For most El Pasoans, they seem to not grasp the true meaning of right now. When you tell an El Pasoan to do something or if they are supposed to do something that very second they will insist that they will complete the task but what you don’t know is that although they will tell you it will be done right now, it does not mean  that it will get finished at that very moment. For example, if you’re told by a native of the city that they will call you right now then be aware that right now means later.


Some street names might be confusing when you hear them being spoken by someone with a heavy accent like Chelsea Street, McRae Boulevard and Myrtle Street. Myrtle Street can sometimes be said like Muertos while Chelsea will be pronounced like Chel-suh street and McRae will be called Ma-gray. To avoid confusion just enter the location in your phone so it can be autocorrected to the right name.

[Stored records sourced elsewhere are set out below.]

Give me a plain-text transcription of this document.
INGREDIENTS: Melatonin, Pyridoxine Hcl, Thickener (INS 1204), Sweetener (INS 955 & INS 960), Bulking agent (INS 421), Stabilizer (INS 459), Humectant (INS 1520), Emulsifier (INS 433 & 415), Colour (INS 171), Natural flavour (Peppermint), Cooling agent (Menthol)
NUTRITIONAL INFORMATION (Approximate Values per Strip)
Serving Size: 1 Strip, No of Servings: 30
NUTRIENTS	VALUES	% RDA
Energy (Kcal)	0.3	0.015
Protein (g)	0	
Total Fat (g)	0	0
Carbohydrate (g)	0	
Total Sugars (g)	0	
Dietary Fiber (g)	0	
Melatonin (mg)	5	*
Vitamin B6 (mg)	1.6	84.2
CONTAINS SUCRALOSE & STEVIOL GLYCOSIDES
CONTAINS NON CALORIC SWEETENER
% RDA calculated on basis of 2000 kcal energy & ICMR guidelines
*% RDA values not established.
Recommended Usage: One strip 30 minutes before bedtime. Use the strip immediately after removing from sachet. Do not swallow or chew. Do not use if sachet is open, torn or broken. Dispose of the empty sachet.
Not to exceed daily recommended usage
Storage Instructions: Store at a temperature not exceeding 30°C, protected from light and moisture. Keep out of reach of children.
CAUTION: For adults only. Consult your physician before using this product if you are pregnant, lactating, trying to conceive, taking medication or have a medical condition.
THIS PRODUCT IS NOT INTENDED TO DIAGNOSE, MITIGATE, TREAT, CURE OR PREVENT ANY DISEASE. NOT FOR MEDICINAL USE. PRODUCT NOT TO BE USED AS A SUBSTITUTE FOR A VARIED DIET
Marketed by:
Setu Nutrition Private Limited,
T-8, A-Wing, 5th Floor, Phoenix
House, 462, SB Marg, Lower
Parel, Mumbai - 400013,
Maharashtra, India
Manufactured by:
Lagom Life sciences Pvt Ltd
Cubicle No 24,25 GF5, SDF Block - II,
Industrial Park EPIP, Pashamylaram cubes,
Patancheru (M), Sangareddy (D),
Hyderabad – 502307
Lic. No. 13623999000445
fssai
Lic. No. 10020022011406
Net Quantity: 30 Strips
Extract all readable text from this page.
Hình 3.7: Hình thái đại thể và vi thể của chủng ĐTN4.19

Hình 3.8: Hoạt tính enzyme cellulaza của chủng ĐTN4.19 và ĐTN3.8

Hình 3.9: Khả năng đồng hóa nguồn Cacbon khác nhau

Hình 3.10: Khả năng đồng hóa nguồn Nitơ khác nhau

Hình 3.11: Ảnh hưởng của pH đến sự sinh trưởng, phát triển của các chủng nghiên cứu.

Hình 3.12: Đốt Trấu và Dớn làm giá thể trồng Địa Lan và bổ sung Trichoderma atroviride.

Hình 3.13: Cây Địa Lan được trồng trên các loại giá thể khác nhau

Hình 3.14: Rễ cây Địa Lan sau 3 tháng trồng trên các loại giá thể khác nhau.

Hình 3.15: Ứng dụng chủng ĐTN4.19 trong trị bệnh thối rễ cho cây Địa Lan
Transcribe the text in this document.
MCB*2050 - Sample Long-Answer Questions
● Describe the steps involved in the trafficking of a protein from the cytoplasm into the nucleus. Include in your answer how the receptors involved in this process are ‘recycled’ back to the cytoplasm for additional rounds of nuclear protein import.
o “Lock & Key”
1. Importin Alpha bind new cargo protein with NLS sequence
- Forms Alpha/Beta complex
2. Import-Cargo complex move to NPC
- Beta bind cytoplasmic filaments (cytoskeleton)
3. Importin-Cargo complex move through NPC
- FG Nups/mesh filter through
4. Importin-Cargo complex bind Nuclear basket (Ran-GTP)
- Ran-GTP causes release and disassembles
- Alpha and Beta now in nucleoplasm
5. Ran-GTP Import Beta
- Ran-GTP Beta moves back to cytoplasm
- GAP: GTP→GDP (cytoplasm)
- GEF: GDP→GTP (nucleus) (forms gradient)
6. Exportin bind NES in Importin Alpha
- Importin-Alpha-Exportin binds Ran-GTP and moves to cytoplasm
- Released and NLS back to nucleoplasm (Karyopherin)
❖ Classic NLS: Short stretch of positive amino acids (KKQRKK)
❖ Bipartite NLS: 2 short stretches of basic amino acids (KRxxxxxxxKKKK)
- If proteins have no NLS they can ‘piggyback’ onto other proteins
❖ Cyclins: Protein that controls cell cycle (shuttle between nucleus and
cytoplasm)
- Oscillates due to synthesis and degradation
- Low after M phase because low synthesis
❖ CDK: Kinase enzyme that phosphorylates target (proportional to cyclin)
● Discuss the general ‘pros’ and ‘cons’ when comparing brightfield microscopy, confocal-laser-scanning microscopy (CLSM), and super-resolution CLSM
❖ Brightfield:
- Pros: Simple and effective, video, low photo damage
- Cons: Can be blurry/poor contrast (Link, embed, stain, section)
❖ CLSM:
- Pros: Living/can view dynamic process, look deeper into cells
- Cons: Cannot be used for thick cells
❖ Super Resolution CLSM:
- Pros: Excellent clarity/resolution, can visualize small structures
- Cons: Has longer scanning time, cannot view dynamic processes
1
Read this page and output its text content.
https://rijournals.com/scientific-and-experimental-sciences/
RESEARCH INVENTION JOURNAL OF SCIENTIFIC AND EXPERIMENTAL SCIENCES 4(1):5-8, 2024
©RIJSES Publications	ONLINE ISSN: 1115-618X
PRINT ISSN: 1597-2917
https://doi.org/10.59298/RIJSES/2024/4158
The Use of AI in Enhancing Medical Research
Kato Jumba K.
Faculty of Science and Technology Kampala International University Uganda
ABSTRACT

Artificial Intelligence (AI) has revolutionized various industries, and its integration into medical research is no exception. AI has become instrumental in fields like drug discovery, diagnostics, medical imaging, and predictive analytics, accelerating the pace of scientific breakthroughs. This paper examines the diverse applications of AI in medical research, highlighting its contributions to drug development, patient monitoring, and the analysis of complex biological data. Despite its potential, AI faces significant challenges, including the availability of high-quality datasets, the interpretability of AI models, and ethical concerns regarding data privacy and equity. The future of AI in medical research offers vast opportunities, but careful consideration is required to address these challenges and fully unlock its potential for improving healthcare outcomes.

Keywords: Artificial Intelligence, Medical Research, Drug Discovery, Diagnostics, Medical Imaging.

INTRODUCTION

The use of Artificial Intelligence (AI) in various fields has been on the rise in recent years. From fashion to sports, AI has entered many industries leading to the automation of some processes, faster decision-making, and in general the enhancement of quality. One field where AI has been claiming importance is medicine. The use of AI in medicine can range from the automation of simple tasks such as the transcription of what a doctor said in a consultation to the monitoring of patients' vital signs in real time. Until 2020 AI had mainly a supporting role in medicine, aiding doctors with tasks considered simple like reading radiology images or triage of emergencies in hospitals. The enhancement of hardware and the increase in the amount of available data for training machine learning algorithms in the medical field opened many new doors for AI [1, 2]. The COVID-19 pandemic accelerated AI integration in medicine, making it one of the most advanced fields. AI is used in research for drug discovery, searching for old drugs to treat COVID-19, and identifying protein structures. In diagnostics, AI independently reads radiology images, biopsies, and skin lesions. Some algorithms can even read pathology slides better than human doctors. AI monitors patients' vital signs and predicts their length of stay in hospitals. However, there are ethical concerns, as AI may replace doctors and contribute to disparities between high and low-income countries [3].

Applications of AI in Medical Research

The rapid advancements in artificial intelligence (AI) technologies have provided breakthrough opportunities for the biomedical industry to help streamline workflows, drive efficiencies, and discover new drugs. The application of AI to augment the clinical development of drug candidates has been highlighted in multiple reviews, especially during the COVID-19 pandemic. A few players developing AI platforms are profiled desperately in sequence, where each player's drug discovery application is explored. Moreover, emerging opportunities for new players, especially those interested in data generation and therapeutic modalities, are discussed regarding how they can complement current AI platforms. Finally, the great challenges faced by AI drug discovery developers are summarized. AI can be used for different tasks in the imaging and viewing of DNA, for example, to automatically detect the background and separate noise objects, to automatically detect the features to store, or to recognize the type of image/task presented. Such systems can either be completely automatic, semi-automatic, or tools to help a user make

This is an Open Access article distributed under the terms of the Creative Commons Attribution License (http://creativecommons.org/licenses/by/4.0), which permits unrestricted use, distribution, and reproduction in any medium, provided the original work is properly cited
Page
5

You’re either being insulted or told you’re a strawberry

If someone calls you a fresa then they are describing you as a kind of stuck up person who only care about name brand products and dresses preppy. This term has been used to as a stereotype for Mexican-Americans who are either middle class or upper class and pretend they are preppy. If you hear this word and it is being used as a reference to someone then it is definitely not a compliment but if it’s used toward something you consume or a color then it means strawberry.

The Boonies

If you live out in the far far east side like Horizon City then it will be instantly referred to as the boonies despite the fact that you are not living in the country and it’s not in the middle of nowhere.

Far is a relative term

For some reason El Pasoans refuse to understand that in this city nothing is too far away compared to other cities like Austin and Houston where you have to travel hours just to get from one side to the other. In El Paso it takes roughly 30 minutes to travel from one place to the next and even less on a good day.